In case he sat out, Nick Young had an idea.

"Just give me the ball," he said. "I'm always down to carry the load."

Young did a nice job of that Sunday, scoring 26 points on seven-for-14 accuracy. But only one other Lakers player beyond Bryant and Young scored in double figures (Ed Davis, 10 points).

"We just stopped running our offense. Started standing around. We just stopped playing, basically," Scott said. "I would like to see us get in our offense better. Ball movement. People movement. It's pretty simple."

The Kings (12-15) were much more cohesive on offense, getting nice inside-out play from center DeMarcus Cousins (29 points) and guards Ben McLemore (23 points) and Darren Collison (19 points). Forward Rudy Gay added 24 points and six assists.

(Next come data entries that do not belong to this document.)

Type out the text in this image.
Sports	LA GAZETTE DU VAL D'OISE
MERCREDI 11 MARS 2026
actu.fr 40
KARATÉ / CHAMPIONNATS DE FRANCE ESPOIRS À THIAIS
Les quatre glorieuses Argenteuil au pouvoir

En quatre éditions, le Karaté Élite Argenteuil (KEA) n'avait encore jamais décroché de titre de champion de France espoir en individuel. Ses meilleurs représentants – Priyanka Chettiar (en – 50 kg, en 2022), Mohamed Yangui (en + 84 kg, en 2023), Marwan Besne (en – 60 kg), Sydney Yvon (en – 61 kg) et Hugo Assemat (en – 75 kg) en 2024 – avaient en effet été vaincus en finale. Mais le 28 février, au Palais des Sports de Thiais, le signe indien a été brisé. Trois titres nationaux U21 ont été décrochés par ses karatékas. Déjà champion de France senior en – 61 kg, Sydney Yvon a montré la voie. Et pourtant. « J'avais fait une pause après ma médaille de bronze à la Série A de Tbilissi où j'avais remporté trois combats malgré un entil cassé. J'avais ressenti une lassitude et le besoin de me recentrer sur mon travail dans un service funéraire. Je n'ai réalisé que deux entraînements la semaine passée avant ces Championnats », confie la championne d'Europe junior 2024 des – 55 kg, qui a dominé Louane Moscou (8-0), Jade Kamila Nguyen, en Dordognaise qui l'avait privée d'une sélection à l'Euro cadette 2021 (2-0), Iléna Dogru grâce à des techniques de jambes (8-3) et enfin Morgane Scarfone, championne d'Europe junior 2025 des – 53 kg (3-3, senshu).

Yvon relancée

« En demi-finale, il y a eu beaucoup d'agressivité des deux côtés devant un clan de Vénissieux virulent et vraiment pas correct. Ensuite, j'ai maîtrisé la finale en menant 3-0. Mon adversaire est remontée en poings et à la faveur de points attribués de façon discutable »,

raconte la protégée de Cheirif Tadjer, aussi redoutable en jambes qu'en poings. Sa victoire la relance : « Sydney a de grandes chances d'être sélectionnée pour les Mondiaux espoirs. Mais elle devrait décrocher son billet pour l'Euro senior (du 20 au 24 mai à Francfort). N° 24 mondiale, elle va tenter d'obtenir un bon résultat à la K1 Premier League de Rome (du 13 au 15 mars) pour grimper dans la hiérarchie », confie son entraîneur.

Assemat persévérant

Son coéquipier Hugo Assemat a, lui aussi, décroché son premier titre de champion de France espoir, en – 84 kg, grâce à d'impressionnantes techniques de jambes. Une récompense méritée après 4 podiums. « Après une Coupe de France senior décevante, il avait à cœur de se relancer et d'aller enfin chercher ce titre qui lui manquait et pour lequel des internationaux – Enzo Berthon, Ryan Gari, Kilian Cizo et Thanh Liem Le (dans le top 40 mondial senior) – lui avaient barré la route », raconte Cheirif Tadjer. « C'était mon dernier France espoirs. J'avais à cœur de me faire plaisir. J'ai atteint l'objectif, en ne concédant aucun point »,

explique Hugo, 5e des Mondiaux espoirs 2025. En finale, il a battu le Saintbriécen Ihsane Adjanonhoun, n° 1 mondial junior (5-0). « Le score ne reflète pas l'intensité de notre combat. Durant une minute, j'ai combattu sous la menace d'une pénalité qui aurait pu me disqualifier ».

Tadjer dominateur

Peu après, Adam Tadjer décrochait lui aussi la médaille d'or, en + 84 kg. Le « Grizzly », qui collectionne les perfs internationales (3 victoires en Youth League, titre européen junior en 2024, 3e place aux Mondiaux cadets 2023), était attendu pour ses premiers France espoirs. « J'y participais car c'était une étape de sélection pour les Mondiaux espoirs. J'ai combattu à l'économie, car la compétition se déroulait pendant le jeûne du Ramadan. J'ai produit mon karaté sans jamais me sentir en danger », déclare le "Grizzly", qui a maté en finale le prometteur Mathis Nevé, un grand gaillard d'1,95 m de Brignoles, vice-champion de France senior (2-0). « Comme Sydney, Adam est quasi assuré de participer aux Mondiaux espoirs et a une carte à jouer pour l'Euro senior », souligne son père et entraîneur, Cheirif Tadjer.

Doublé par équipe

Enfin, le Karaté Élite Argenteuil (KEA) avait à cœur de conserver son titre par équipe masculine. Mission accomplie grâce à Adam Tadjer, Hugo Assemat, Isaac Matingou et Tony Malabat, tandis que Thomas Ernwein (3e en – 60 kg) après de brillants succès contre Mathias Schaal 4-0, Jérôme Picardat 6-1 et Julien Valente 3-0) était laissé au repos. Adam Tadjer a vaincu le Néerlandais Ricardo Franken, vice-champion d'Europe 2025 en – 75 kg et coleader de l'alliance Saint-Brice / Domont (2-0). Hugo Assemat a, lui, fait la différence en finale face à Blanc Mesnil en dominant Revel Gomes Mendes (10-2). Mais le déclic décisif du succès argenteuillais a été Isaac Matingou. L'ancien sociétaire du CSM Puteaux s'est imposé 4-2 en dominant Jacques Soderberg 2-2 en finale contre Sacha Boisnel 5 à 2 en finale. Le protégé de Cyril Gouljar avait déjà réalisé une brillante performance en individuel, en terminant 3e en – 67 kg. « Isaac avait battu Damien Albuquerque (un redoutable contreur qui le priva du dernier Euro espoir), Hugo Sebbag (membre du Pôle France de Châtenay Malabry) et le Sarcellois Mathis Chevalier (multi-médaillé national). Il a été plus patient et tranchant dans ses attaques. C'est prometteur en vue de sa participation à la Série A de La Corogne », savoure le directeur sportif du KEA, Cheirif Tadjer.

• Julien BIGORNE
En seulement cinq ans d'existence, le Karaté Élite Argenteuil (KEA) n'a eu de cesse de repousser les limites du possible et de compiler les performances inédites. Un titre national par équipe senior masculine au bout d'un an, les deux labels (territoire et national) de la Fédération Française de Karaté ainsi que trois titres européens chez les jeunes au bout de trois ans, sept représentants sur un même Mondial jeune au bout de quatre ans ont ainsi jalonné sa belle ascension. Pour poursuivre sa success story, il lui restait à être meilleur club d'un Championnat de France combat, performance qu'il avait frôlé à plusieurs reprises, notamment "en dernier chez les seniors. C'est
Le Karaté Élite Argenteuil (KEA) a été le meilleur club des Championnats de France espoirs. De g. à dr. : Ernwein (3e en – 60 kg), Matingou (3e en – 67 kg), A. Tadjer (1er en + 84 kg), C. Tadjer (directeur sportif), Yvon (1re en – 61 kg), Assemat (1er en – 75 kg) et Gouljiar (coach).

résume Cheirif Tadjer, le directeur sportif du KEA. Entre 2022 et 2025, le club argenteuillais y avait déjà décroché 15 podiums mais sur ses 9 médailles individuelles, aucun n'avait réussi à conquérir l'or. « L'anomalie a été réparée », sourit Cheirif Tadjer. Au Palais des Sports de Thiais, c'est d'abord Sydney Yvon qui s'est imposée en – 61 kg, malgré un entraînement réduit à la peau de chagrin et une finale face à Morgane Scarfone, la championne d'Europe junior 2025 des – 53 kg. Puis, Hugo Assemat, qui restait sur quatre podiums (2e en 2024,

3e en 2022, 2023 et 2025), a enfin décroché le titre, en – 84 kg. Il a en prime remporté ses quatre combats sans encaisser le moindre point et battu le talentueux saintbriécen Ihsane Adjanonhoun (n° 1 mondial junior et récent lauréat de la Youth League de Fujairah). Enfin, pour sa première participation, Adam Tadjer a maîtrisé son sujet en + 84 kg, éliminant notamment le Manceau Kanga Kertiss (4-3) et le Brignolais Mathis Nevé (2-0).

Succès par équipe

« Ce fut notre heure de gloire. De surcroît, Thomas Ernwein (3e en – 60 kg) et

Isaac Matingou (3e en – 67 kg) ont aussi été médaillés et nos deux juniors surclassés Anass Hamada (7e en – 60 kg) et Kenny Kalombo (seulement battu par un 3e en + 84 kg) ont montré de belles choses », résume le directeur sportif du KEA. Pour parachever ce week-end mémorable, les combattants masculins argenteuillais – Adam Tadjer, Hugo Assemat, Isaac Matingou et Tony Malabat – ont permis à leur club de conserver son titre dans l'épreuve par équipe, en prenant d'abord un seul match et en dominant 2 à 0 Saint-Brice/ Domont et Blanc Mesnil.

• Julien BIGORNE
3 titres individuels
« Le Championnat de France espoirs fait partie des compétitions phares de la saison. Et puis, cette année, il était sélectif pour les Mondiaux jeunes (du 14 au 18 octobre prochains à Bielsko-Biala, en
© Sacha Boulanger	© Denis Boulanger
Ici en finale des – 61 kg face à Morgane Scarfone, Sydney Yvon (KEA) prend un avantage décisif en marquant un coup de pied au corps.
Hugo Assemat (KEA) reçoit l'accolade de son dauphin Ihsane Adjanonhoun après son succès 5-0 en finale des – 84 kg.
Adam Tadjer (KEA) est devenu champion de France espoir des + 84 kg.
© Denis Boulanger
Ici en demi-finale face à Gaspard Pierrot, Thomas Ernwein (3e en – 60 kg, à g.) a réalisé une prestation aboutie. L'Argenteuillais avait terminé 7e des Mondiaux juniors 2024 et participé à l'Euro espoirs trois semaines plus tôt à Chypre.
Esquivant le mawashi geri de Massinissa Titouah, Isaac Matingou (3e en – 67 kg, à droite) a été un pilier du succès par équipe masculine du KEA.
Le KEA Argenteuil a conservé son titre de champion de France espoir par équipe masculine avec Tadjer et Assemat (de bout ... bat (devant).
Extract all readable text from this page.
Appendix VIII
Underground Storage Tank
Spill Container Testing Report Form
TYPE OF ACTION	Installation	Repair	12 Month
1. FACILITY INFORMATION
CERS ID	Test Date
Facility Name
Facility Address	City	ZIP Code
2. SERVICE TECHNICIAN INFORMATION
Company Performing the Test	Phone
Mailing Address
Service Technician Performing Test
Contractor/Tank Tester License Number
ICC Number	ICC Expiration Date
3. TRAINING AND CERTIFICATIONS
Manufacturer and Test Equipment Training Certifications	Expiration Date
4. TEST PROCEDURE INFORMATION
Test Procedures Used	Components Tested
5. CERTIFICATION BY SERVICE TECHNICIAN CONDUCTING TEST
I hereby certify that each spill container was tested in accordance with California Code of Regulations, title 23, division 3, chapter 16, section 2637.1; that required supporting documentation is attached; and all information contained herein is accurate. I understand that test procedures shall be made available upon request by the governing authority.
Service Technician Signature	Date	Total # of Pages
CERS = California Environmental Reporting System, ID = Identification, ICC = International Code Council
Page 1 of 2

The best news for the Lakers might have come before the game.

They dodged some expected discipline from the NBA when Young was not suspended for a game. There was no further follow-up from the NBA after he was ejected for delivering a forearm to the throat of Oklahoma City center Steven Adams on Friday.

"I'm a nice guy, man," Young said. "I've said before, Swaggy P doesn't get fined."

Actually, he does. He was hit with a one-game suspension last season and lost $10,000 in salary after striking Phoenix guard Goran Dragic in the head. Had he been suspended for Sunday's game, he would have lost $45,400 in salary.

The Lakers privately thought Young would be sidelined Sunday because the league typically frowns upon intentional contact in the head and neck area.

Not that his presence prevented another loss, with the feeling there were many, many more to come.